Field Medic is the stage name of Kevin Patrick Sullivan, a folk singer/songwriter from San Francisco (now based in LA) who has produced a series of albums and EPs since his debut in 2013, mostly with just a guitar (with occasional embellishment (drum loops and occasional horns) and harmony vocals and mostly self-produced). He writes with blistering honesty about sadness, despair, anger, desperation, self-loathing and everything in between, with flashes of humour, using his high-pitched voice to accentuate his emotions and sounding in part not unlike early Bob Dylan. His language can be very explicit when writing about suicide, drink, drugs, mental health or sex, all subjects which pepper his songs.
This album ‘grow your hair long..’ is a much fuller-sounding album, which has been professionally produced by multi-instrumentalist Gabe Goodman, with a little help from steel, drums and occasional strings and adds space and variety to the songs. Interestingly the songs on this more polished album have less humour in them than earlier in his career and are somewhat darker in tone. This must have been a cathartic exercise as Sullivan admits to finding his songwriting mojo again and coming out of the process in a happier frame of mind. The album kicks off with the doom-laden ‘always emptiness’ – “I wanna fall off the face of the earth & probably die I tried laughing it off but I’m gonna cry”, setting the general tone, but with lovely steel guitar in the background. ‘Weekend is a livelier tune but the sentiment remains the same – “when your spirit’s broke you can’t even buy a spark & weekends are the hardest part”. ‘I had a dream that you died’ is in similar vein – “ & then I got to thinking how recently a lot I ponder suicide but I could never do that to my mom”.
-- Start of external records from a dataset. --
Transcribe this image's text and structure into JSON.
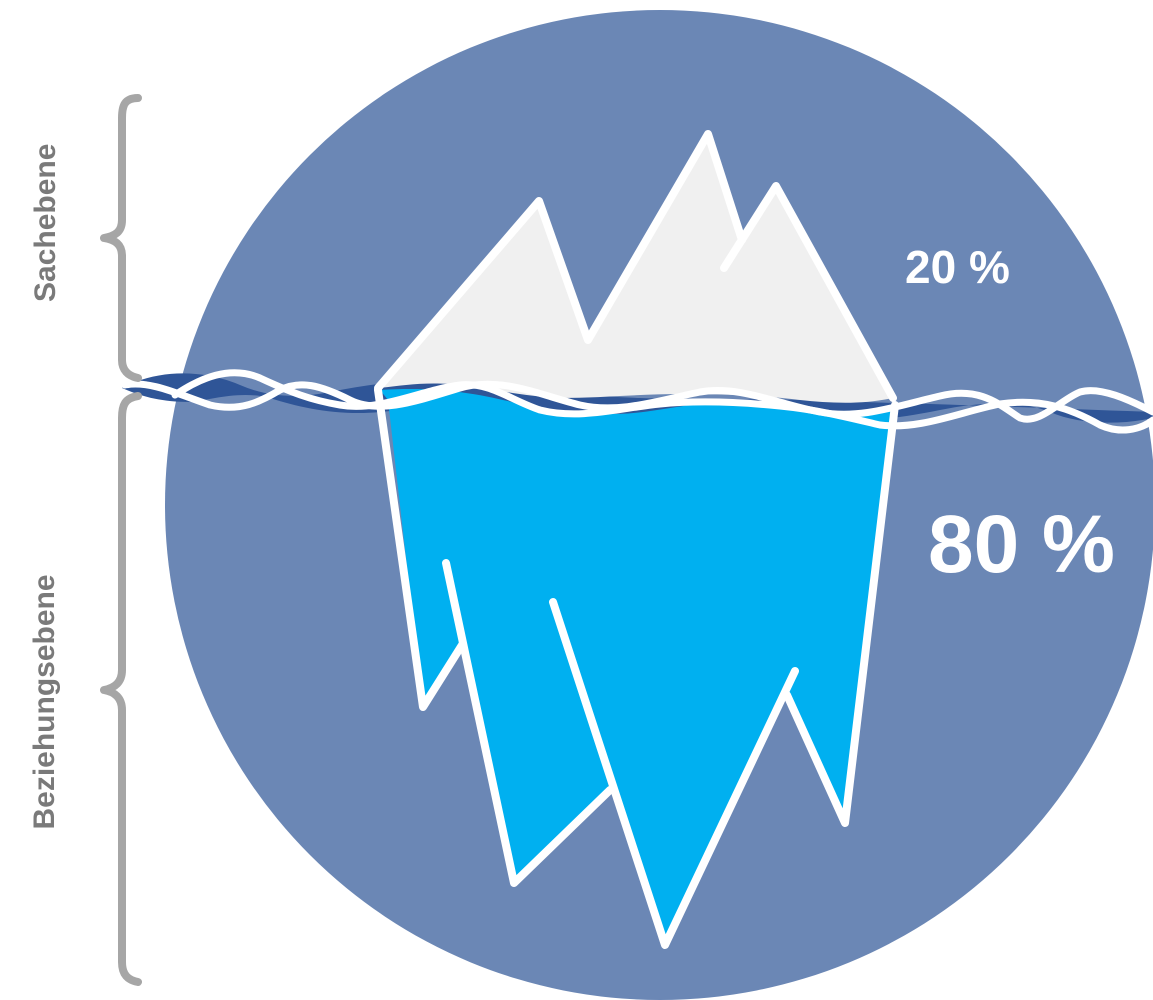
{
  "labels": {
    "above": "Sachebene",
    "below": "Beziehungsebene"
  },
  "percentages": {
    "above": "20 %",
    "below": "80 %"
  },
  "colors": {
    "circle": "#6b87b5",
    "underwater": "#00b0f0",
    "above_water": "#f0f0f0",
    "water_line": "#2f5597",
    "outline": "#ffffff",
    "brace": "#a6a6a6",
    "label_text": "#7a7a7a"
  }
}
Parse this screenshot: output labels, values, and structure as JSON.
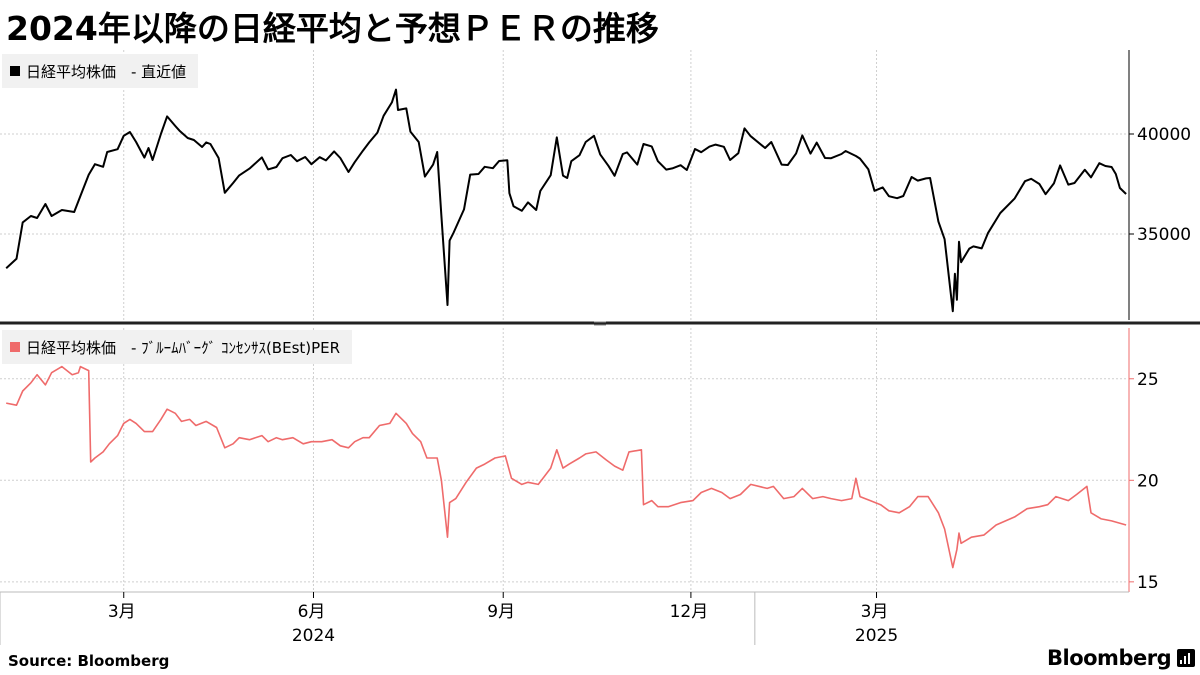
{
  "title": "2024年以降の日経平均と予想ＰＥＲの推移",
  "source": "Source:  Bloomberg",
  "brand": "Bloomberg",
  "colors": {
    "price": "#000000",
    "per": "#ef6b6b",
    "grid": "#cfcfcf",
    "legend_bg": "#f1f1f1"
  },
  "chart_data": [
    {
      "type": "line",
      "panel": "top",
      "legend": "日経平均株価　- 直近値",
      "series": [
        {
          "name": "日経平均株価　- 直近値",
          "color": "#000000"
        }
      ],
      "ylim": [
        30700,
        44200
      ],
      "yticks": [
        35000,
        40000
      ],
      "ytick_labels": [
        "35000",
        "40000"
      ],
      "points": [
        [
          "2024-01-04",
          33290
        ],
        [
          "2024-01-09",
          33760
        ],
        [
          "2024-01-12",
          35580
        ],
        [
          "2024-01-16",
          35900
        ],
        [
          "2024-01-19",
          35800
        ],
        [
          "2024-01-23",
          36500
        ],
        [
          "2024-01-26",
          35900
        ],
        [
          "2024-01-31",
          36200
        ],
        [
          "2024-02-06",
          36100
        ],
        [
          "2024-02-09",
          36900
        ],
        [
          "2024-02-13",
          37960
        ],
        [
          "2024-02-16",
          38490
        ],
        [
          "2024-02-20",
          38360
        ],
        [
          "2024-02-22",
          39100
        ],
        [
          "2024-02-27",
          39240
        ],
        [
          "2024-03-01",
          39910
        ],
        [
          "2024-03-04",
          40100
        ],
        [
          "2024-03-07",
          39600
        ],
        [
          "2024-03-11",
          38820
        ],
        [
          "2024-03-13",
          39300
        ],
        [
          "2024-03-15",
          38700
        ],
        [
          "2024-03-19",
          40000
        ],
        [
          "2024-03-22",
          40880
        ],
        [
          "2024-03-26",
          40400
        ],
        [
          "2024-03-28",
          40170
        ],
        [
          "2024-04-01",
          39800
        ],
        [
          "2024-04-04",
          39700
        ],
        [
          "2024-04-08",
          39350
        ],
        [
          "2024-04-10",
          39580
        ],
        [
          "2024-04-12",
          39500
        ],
        [
          "2024-04-16",
          38800
        ],
        [
          "2024-04-19",
          37060
        ],
        [
          "2024-04-23",
          37550
        ],
        [
          "2024-04-26",
          37930
        ],
        [
          "2024-05-01",
          38270
        ],
        [
          "2024-05-07",
          38830
        ],
        [
          "2024-05-10",
          38230
        ],
        [
          "2024-05-14",
          38350
        ],
        [
          "2024-05-17",
          38790
        ],
        [
          "2024-05-21",
          38950
        ],
        [
          "2024-05-24",
          38640
        ],
        [
          "2024-05-28",
          38850
        ],
        [
          "2024-05-31",
          38490
        ],
        [
          "2024-06-04",
          38840
        ],
        [
          "2024-06-07",
          38680
        ],
        [
          "2024-06-11",
          39130
        ],
        [
          "2024-06-14",
          38800
        ],
        [
          "2024-06-18",
          38100
        ],
        [
          "2024-06-21",
          38590
        ],
        [
          "2024-06-25",
          39170
        ],
        [
          "2024-06-28",
          39580
        ],
        [
          "2024-07-02",
          40070
        ],
        [
          "2024-07-05",
          40910
        ],
        [
          "2024-07-09",
          41580
        ],
        [
          "2024-07-11",
          42220
        ],
        [
          "2024-07-12",
          41200
        ],
        [
          "2024-07-16",
          41280
        ],
        [
          "2024-07-18",
          40120
        ],
        [
          "2024-07-22",
          39600
        ],
        [
          "2024-07-25",
          37870
        ],
        [
          "2024-07-29",
          38470
        ],
        [
          "2024-07-31",
          39100
        ],
        [
          "2024-08-02",
          35900
        ],
        [
          "2024-08-05",
          31450
        ],
        [
          "2024-08-06",
          34670
        ],
        [
          "2024-08-08",
          35080
        ],
        [
          "2024-08-13",
          36230
        ],
        [
          "2024-08-16",
          37970
        ],
        [
          "2024-08-20",
          38000
        ],
        [
          "2024-08-23",
          38360
        ],
        [
          "2024-08-27",
          38290
        ],
        [
          "2024-08-30",
          38650
        ],
        [
          "2024-09-03",
          38690
        ],
        [
          "2024-09-04",
          37040
        ],
        [
          "2024-09-06",
          36390
        ],
        [
          "2024-09-10",
          36160
        ],
        [
          "2024-09-13",
          36580
        ],
        [
          "2024-09-17",
          36200
        ],
        [
          "2024-09-19",
          37150
        ],
        [
          "2024-09-24",
          37940
        ],
        [
          "2024-09-27",
          39830
        ],
        [
          "2024-09-30",
          37920
        ],
        [
          "2024-10-02",
          37800
        ],
        [
          "2024-10-04",
          38640
        ],
        [
          "2024-10-08",
          38940
        ],
        [
          "2024-10-11",
          39600
        ],
        [
          "2024-10-15",
          39910
        ],
        [
          "2024-10-18",
          38980
        ],
        [
          "2024-10-22",
          38410
        ],
        [
          "2024-10-25",
          37910
        ],
        [
          "2024-10-29",
          39000
        ],
        [
          "2024-10-31",
          39080
        ],
        [
          "2024-11-05",
          38470
        ],
        [
          "2024-11-08",
          39500
        ],
        [
          "2024-11-12",
          39380
        ],
        [
          "2024-11-15",
          38640
        ],
        [
          "2024-11-19",
          38220
        ],
        [
          "2024-11-22",
          38280
        ],
        [
          "2024-11-26",
          38440
        ],
        [
          "2024-11-29",
          38200
        ],
        [
          "2024-12-03",
          39250
        ],
        [
          "2024-12-06",
          39090
        ],
        [
          "2024-12-10",
          39370
        ],
        [
          "2024-12-13",
          39470
        ],
        [
          "2024-12-17",
          39360
        ],
        [
          "2024-12-20",
          38700
        ],
        [
          "2024-12-24",
          39040
        ],
        [
          "2024-12-27",
          40280
        ],
        [
          "2024-12-30",
          39890
        ],
        [
          "2025-01-06",
          39300
        ],
        [
          "2025-01-09",
          39600
        ],
        [
          "2025-01-14",
          38470
        ],
        [
          "2025-01-17",
          38450
        ],
        [
          "2025-01-21",
          39030
        ],
        [
          "2025-01-24",
          39930
        ],
        [
          "2025-01-28",
          39020
        ],
        [
          "2025-01-31",
          39570
        ],
        [
          "2025-02-04",
          38800
        ],
        [
          "2025-02-07",
          38790
        ],
        [
          "2025-02-12",
          39000
        ],
        [
          "2025-02-14",
          39150
        ],
        [
          "2025-02-19",
          38900
        ],
        [
          "2025-02-21",
          38770
        ],
        [
          "2025-02-25",
          38240
        ],
        [
          "2025-02-28",
          37160
        ],
        [
          "2025-03-04",
          37330
        ],
        [
          "2025-03-07",
          36890
        ],
        [
          "2025-03-11",
          36790
        ],
        [
          "2025-03-14",
          36900
        ],
        [
          "2025-03-18",
          37850
        ],
        [
          "2025-03-21",
          37670
        ],
        [
          "2025-03-25",
          37780
        ],
        [
          "2025-03-27",
          37800
        ],
        [
          "2025-03-31",
          35620
        ],
        [
          "2025-04-03",
          34740
        ],
        [
          "2025-04-07",
          31140
        ],
        [
          "2025-04-08",
          33010
        ],
        [
          "2025-04-09",
          31710
        ],
        [
          "2025-04-10",
          34610
        ],
        [
          "2025-04-11",
          33590
        ],
        [
          "2025-04-15",
          34270
        ],
        [
          "2025-04-17",
          34380
        ],
        [
          "2025-04-21",
          34280
        ],
        [
          "2025-04-24",
          35040
        ],
        [
          "2025-04-30",
          36050
        ],
        [
          "2025-05-07",
          36780
        ],
        [
          "2025-05-12",
          37640
        ],
        [
          "2025-05-15",
          37760
        ],
        [
          "2025-05-19",
          37500
        ],
        [
          "2025-05-22",
          36990
        ],
        [
          "2025-05-26",
          37530
        ],
        [
          "2025-05-29",
          38430
        ],
        [
          "2025-06-02",
          37470
        ],
        [
          "2025-06-05",
          37550
        ],
        [
          "2025-06-10",
          38210
        ],
        [
          "2025-06-13",
          37830
        ],
        [
          "2025-06-17",
          38540
        ],
        [
          "2025-06-20",
          38400
        ],
        [
          "2025-06-23",
          38350
        ],
        [
          "2025-06-25",
          38000
        ],
        [
          "2025-06-27",
          37300
        ],
        [
          "2025-06-30",
          37000
        ]
      ]
    },
    {
      "type": "line",
      "panel": "bottom",
      "legend": "日経平均株価　- ﾌﾞﾙｰﾑﾊﾞｰｸﾞ ｺﾝｾﾝｻｽ(BEst)PER",
      "series": [
        {
          "name": "日経平均株価　- ﾌﾞﾙｰﾑﾊﾞｰｸﾞ ｺﾝｾﾝｻｽ(BEst)PER",
          "color": "#ef6b6b"
        }
      ],
      "ylim": [
        14.5,
        27.5
      ],
      "yticks": [
        15,
        20,
        25
      ],
      "ytick_labels": [
        "15",
        "20",
        "25"
      ],
      "points": [
        [
          "2024-01-04",
          23.8
        ],
        [
          "2024-01-09",
          23.7
        ],
        [
          "2024-01-12",
          24.4
        ],
        [
          "2024-01-16",
          24.8
        ],
        [
          "2024-01-19",
          25.2
        ],
        [
          "2024-01-23",
          24.7
        ],
        [
          "2024-01-26",
          25.3
        ],
        [
          "2024-01-31",
          25.6
        ],
        [
          "2024-02-05",
          25.2
        ],
        [
          "2024-02-08",
          25.3
        ],
        [
          "2024-02-09",
          25.6
        ],
        [
          "2024-02-13",
          25.4
        ],
        [
          "2024-02-14",
          20.9
        ],
        [
          "2024-02-16",
          21.1
        ],
        [
          "2024-02-20",
          21.4
        ],
        [
          "2024-02-23",
          21.8
        ],
        [
          "2024-02-27",
          22.2
        ],
        [
          "2024-03-01",
          22.8
        ],
        [
          "2024-03-04",
          23.0
        ],
        [
          "2024-03-07",
          22.8
        ],
        [
          "2024-03-11",
          22.4
        ],
        [
          "2024-03-15",
          22.4
        ],
        [
          "2024-03-19",
          23.0
        ],
        [
          "2024-03-22",
          23.5
        ],
        [
          "2024-03-26",
          23.3
        ],
        [
          "2024-03-29",
          22.9
        ],
        [
          "2024-04-02",
          23.0
        ],
        [
          "2024-04-05",
          22.7
        ],
        [
          "2024-04-10",
          22.9
        ],
        [
          "2024-04-15",
          22.6
        ],
        [
          "2024-04-19",
          21.6
        ],
        [
          "2024-04-23",
          21.8
        ],
        [
          "2024-04-26",
          22.1
        ],
        [
          "2024-05-01",
          22.0
        ],
        [
          "2024-05-07",
          22.2
        ],
        [
          "2024-05-10",
          21.9
        ],
        [
          "2024-05-14",
          22.1
        ],
        [
          "2024-05-17",
          22.0
        ],
        [
          "2024-05-22",
          22.1
        ],
        [
          "2024-05-27",
          21.8
        ],
        [
          "2024-05-31",
          21.9
        ],
        [
          "2024-06-05",
          21.9
        ],
        [
          "2024-06-10",
          22.0
        ],
        [
          "2024-06-14",
          21.7
        ],
        [
          "2024-06-18",
          21.6
        ],
        [
          "2024-06-21",
          21.9
        ],
        [
          "2024-06-25",
          22.1
        ],
        [
          "2024-06-28",
          22.1
        ],
        [
          "2024-07-03",
          22.7
        ],
        [
          "2024-07-08",
          22.8
        ],
        [
          "2024-07-11",
          23.3
        ],
        [
          "2024-07-16",
          22.8
        ],
        [
          "2024-07-19",
          22.3
        ],
        [
          "2024-07-23",
          21.9
        ],
        [
          "2024-07-26",
          21.1
        ],
        [
          "2024-07-31",
          21.1
        ],
        [
          "2024-08-02",
          20.0
        ],
        [
          "2024-08-05",
          17.2
        ],
        [
          "2024-08-06",
          18.9
        ],
        [
          "2024-08-09",
          19.1
        ],
        [
          "2024-08-14",
          19.9
        ],
        [
          "2024-08-19",
          20.6
        ],
        [
          "2024-08-23",
          20.8
        ],
        [
          "2024-08-28",
          21.1
        ],
        [
          "2024-09-02",
          21.2
        ],
        [
          "2024-09-05",
          20.1
        ],
        [
          "2024-09-10",
          19.8
        ],
        [
          "2024-09-13",
          19.9
        ],
        [
          "2024-09-18",
          19.8
        ],
        [
          "2024-09-24",
          20.6
        ],
        [
          "2024-09-27",
          21.5
        ],
        [
          "2024-09-30",
          20.6
        ],
        [
          "2024-10-03",
          20.8
        ],
        [
          "2024-10-08",
          21.1
        ],
        [
          "2024-10-11",
          21.3
        ],
        [
          "2024-10-16",
          21.4
        ],
        [
          "2024-10-21",
          21.0
        ],
        [
          "2024-10-25",
          20.7
        ],
        [
          "2024-10-29",
          20.5
        ],
        [
          "2024-11-01",
          21.4
        ],
        [
          "2024-11-07",
          21.5
        ],
        [
          "2024-11-08",
          18.8
        ],
        [
          "2024-11-12",
          19.0
        ],
        [
          "2024-11-15",
          18.7
        ],
        [
          "2024-11-20",
          18.7
        ],
        [
          "2024-11-26",
          18.9
        ],
        [
          "2024-12-02",
          19.0
        ],
        [
          "2024-12-06",
          19.4
        ],
        [
          "2024-12-11",
          19.6
        ],
        [
          "2024-12-16",
          19.4
        ],
        [
          "2024-12-20",
          19.1
        ],
        [
          "2024-12-25",
          19.3
        ],
        [
          "2024-12-30",
          19.8
        ],
        [
          "2025-01-07",
          19.6
        ],
        [
          "2025-01-10",
          19.7
        ],
        [
          "2025-01-15",
          19.1
        ],
        [
          "2025-01-20",
          19.2
        ],
        [
          "2025-01-24",
          19.6
        ],
        [
          "2025-01-29",
          19.1
        ],
        [
          "2025-02-03",
          19.2
        ],
        [
          "2025-02-07",
          19.1
        ],
        [
          "2025-02-12",
          19.0
        ],
        [
          "2025-02-17",
          19.1
        ],
        [
          "2025-02-19",
          20.1
        ],
        [
          "2025-02-21",
          19.2
        ],
        [
          "2025-02-26",
          19.0
        ],
        [
          "2025-03-03",
          18.8
        ],
        [
          "2025-03-07",
          18.5
        ],
        [
          "2025-03-12",
          18.4
        ],
        [
          "2025-03-17",
          18.7
        ],
        [
          "2025-03-21",
          19.2
        ],
        [
          "2025-03-26",
          19.2
        ],
        [
          "2025-03-31",
          18.4
        ],
        [
          "2025-04-03",
          17.6
        ],
        [
          "2025-04-07",
          15.7
        ],
        [
          "2025-04-09",
          16.6
        ],
        [
          "2025-04-10",
          17.4
        ],
        [
          "2025-04-11",
          16.9
        ],
        [
          "2025-04-16",
          17.2
        ],
        [
          "2025-04-22",
          17.3
        ],
        [
          "2025-04-28",
          17.8
        ],
        [
          "2025-05-07",
          18.2
        ],
        [
          "2025-05-13",
          18.6
        ],
        [
          "2025-05-19",
          18.7
        ],
        [
          "2025-05-23",
          18.8
        ],
        [
          "2025-05-27",
          19.2
        ],
        [
          "2025-06-02",
          19.0
        ],
        [
          "2025-06-06",
          19.3
        ],
        [
          "2025-06-11",
          19.7
        ],
        [
          "2025-06-13",
          18.4
        ],
        [
          "2025-06-18",
          18.1
        ],
        [
          "2025-06-23",
          18.0
        ],
        [
          "2025-06-30",
          17.8
        ]
      ]
    }
  ],
  "xaxis": {
    "range": [
      "2024-01-01",
      "2025-07-31"
    ],
    "ticks": [
      {
        "date": "2024-03-01",
        "label": "3月"
      },
      {
        "date": "2024-06-01",
        "label": "6月"
      },
      {
        "date": "2024-09-01",
        "label": "9月"
      },
      {
        "date": "2024-12-01",
        "label": "12月"
      },
      {
        "date": "2025-03-01",
        "label": "3月"
      }
    ],
    "year_ticks": [
      {
        "date": "2024-01-01",
        "label": "2024"
      },
      {
        "date": "2025-01-01",
        "label": "2025"
      }
    ],
    "year_labels": [
      {
        "date": "2024-06-01",
        "label": "2024"
      },
      {
        "date": "2025-03-01",
        "label": "2025"
      }
    ]
  }
}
You get the picture, and yet, notwithstanding the tone, the album never seems maudlin. There are some nice instrumental touches (the jaunty harmonica in ‘noonday sun’ for example and some plaintiff keyboard flavourings) and some catchy chorus lines – eg‘ I think about you all the time’ allegedly about Sullivan’s battle with the bottle, and ‘House arrest’ which evidences signs of an optimistic outcome “but one day there will come a morning when you wake up from this bad dream grow your hair long if you’re wanting to see something that you can change” The closing track ‘I had my fun/back to the start’ is the prettiest tune and has some lovely string sounds sweeping across the background, but the tone is relentlessly despairing “I had my fun til my fun turned in to humiliation and a suicide scare I try to lead with love but I hurt everyone who gets close enough to show me that they care” It is perhaps by bringing out these darkest moments in a new found recording environment has helped him to exorcise his ghosts and experience a musical catharsis that will allow him to produce music lighter in tone going forward. After all, Aristotle suggested the idea of catharsis: that by overwhelming us with an undesirable emotion, music somehow purges us of it. Field Medic is a burgeoning talent with plenty to say and this album is hopefully a step towards a less troubled psyche. It is a fine effort and the songs will certainly resonate with many people.